Évaluer les bénéfices des solutions basées sur la nature en ville
Le LIST a développé NBenefit$, un outil web innovant destiné à anticiper dès la phase de conception les coûts et bénéfices environnementaux, économiques, et sociaux de différents scénarios de réintroduction de la nature en milieu urbain.
Rencontre avec Claudio Petucco, Lead R&T Scientist SUSTAIN Unit et LCSA Group, au LIST - Luxembourg Institute of Science and Technology
Le point de départ du projet
L’augmentation constante de la population, en particulier dans les villes, soulève de nombreuses problématiques : il faut gérer les îlots de chaleur qui rendent les rues suffocantes, intégrer des espaces verts pour l’activité physique et les loisirs afin de préserver le bien-être et la santé des habitants, mais aussi mitiger les impacts de l’urbanisation sur la biodiversité. « Lorsque l’urbanisation de terrains naturels devient inévitable pour loger dignement les habitants, il est de notre responsabilité de réduire ces impacts au minimum et d’intégrer la nature à chaque étape : planification, conception et gestion à long terme », souligne Claudio Petucco, du LIST.
Des solutions fondées sur la nature
Des solutions existent, et elles sont inspirées par la nature : « Il s’agit de planter des arbres dans les rues, de créer des parcs, des toitures vertes, des façades végétalisées… », énumère-t-il. Mais avant de faire cela, et pour le faire de manière judicieuse, il fallait quantifier les services écosystémiques, c’est-à-dire les multiples contributions de la nature à la société : stocker le carbone, purifier l’air, favoriser l’infiltration de l’eau donc éviter le ruissellement, réguler la température et l’humidité, fournir des habitats aux insectes et aux oiseaux, sans compter l’apport esthétique et en termes de bien-être. C’était l’objet des projets Values et Estimum, tous deux menés il y a une dizaine d’années et financés par le Fonds National de la Recherche (FNR).
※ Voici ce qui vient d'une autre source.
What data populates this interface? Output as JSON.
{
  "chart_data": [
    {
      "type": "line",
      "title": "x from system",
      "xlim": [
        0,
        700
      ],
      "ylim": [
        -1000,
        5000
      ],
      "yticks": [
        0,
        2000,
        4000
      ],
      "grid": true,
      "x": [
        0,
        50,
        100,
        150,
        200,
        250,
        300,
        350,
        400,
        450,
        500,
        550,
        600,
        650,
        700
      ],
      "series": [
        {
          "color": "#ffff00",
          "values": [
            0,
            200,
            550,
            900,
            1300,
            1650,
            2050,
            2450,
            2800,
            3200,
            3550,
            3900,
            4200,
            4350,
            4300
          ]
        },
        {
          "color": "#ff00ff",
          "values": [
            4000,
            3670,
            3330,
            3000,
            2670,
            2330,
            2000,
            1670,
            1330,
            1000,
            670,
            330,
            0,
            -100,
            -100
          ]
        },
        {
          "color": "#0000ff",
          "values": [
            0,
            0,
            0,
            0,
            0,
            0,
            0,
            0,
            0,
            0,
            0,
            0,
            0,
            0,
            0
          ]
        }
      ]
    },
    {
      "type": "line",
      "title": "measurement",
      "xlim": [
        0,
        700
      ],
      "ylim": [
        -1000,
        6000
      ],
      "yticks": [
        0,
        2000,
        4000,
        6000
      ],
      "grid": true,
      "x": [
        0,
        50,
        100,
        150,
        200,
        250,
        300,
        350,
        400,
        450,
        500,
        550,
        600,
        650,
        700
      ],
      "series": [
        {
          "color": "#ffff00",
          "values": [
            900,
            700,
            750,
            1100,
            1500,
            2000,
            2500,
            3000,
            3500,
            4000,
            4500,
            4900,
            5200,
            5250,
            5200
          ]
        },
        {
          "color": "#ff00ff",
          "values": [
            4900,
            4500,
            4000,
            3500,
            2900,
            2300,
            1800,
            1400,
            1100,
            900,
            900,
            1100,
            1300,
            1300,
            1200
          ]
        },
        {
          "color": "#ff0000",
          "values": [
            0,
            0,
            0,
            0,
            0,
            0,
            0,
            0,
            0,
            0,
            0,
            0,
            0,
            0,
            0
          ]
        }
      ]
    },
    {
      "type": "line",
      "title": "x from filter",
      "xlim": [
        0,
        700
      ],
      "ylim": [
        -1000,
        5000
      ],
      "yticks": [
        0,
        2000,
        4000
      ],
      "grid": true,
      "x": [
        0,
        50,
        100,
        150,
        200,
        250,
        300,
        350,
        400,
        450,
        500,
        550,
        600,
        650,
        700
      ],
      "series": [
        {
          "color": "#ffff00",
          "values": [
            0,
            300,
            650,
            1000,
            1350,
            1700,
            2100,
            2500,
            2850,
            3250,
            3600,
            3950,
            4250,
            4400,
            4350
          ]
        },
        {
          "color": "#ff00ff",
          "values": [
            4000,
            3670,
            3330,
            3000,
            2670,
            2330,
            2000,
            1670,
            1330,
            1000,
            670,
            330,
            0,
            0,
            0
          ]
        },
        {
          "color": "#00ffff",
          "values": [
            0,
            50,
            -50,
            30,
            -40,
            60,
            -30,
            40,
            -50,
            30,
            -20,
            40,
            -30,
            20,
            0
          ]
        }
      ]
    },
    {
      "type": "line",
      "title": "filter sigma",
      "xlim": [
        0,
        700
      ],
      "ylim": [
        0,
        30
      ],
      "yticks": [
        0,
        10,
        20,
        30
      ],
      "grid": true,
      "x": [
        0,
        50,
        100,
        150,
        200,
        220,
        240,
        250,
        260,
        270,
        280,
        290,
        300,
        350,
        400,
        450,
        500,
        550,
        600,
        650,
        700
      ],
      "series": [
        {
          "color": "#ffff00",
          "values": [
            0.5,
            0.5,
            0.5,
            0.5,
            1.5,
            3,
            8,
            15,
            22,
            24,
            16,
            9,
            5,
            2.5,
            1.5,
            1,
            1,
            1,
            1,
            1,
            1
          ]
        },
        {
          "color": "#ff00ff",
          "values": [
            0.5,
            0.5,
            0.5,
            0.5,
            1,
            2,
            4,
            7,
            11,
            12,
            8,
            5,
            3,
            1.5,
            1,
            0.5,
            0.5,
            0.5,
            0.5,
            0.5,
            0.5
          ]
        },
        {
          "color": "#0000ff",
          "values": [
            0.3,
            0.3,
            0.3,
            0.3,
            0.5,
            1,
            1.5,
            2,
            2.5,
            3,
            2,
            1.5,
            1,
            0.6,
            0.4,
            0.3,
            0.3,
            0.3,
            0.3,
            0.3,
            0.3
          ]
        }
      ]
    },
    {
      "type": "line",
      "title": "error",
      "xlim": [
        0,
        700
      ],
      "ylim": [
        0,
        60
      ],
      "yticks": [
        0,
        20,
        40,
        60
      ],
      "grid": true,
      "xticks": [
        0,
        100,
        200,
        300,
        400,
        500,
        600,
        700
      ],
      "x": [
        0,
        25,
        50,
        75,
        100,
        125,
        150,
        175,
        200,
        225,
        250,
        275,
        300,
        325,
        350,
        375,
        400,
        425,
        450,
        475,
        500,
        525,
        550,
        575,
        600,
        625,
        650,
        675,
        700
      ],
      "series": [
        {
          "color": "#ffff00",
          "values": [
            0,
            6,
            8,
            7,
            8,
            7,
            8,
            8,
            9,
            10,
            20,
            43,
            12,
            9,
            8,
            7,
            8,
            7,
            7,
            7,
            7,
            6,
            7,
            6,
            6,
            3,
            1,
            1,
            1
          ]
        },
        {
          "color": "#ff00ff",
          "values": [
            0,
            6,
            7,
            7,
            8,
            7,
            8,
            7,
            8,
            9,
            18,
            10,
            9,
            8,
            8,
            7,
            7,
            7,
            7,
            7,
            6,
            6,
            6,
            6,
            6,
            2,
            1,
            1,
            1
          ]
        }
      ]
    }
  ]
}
Un modèle mathématique pour simuler l’évolution de l’arbre
La deuxième étape consistait dans le développement d’un prototype d’application web, reposant sur des archétypes de différents arbres, permettant d’accompagner la planification et le design des zones vertes urbaines ; une étape réalisée dans le cadre du projet Nature4Cities (Horizon 2020). La méthodologie utilisée combine différentes disciplines, dont la modélisation dynamique qui permet de simuler l’évolution d’un arbre dans le temps : sa croissance, son diamètre, sa hauteur, sa couronne, à quelle période de l’année il a des feuilles, sa réaction en cas de canicule et sa potentielle mortalité, le tout en prenant en considération les conditions climatiques et contextuelles. « Nous avions besoin de comprendre comment un arbre que nous plantons en ville va évoluer dans les décennies à venir, car les décisions prises aujourd’hui impacteront les générations futures », précise Claudio Petucco.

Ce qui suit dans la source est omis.